On an individual level, we can, for example,  choose to be generous in traffic – realize that you have control of the situation when someone tries to cut into your lane, and you can use that control to either “fight back” and refuse to “give up your place” on the road – or you can choose to graciously “allow” them into the lane.  The effect of this simple act is to immediately reduce both your stress level and the stress level of the other driver.  You are no longer “fighting” and you have taken control of the  situation…and the chances are much less that the other driver will continue to drive so aggressively that he will cause an accident somewhere down the road or arrive at work in such a state of anger that he picks a fight with the first person he meets.  So, with one simple act, you have elevated your day and his day and the experiences of the people you will both encounter throughout the day.  Thinking of the other driver can also give you possible insights into the life of another – is that person’s life really so depressed that the only achievement he can imagine is to get in front of you on the freeway?  If so, give gratitude for the blessings in your life and say a little prayer for that driver…he probably needs it.

Violence takes many forms: the person-to-person violence of bullying and crime, the social violence of discrimination and hatred, the economic violence of poverty, even the ecological violence of pollution and destruction of habitat.   Can we change them all by our individual acts of kindness?  Not all at once – probably not even in our lifetime.  But we can act in Love to bring kindness and nonviolence to the world…starting with our own lives, our family, our friends, our acquaintances…and then it spreads to their friends and acquaintances and then to their friends and acquaintances. 

We need to foster direct conversations on a personal level —  conversations, not arguments or debates.   We need to reach out to those who are hurting (whether through discrimination or actual or perceived inattention to their wants).
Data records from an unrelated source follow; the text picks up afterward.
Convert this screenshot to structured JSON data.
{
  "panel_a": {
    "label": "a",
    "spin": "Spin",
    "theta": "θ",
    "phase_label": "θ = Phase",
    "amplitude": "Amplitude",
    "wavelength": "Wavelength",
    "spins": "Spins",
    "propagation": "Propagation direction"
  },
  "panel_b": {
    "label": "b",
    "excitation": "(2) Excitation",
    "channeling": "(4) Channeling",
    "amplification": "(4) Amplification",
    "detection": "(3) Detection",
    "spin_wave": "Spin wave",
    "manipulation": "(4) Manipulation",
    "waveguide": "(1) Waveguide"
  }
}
You will not find that everyone is willing to talk – or, if they do talk, they may not want to listen.  There has been evidence lately that there is a substantial portion of the population who simply want to be heard – they have made that desire quite clear.    Those who are willing to talk and listen and learn have the opportunity to turn some of the current wrath aside, simply by listening and validating that desire to be heard.  

Easy? No. Necessary? Yes.

Stand for the Rule of Law and respect the institutions that protect us, whether the institution is the presidency or the local police force but do not neglect to call out any deviation of those institutions from their restricted authority and hold the individuals in those positions of authority to account. Act in love and in peace – use every opportunity to turn a situation into an example of peace.  After all, just as children learn by example, so do adults. British author Matt Haig has written  “To be calm becomes a kind of revolutionary act.”

Be revolutionary in your calmness and peace, be courageous, thoughtful, and committed…above all, hold to peace – together, we will change the world.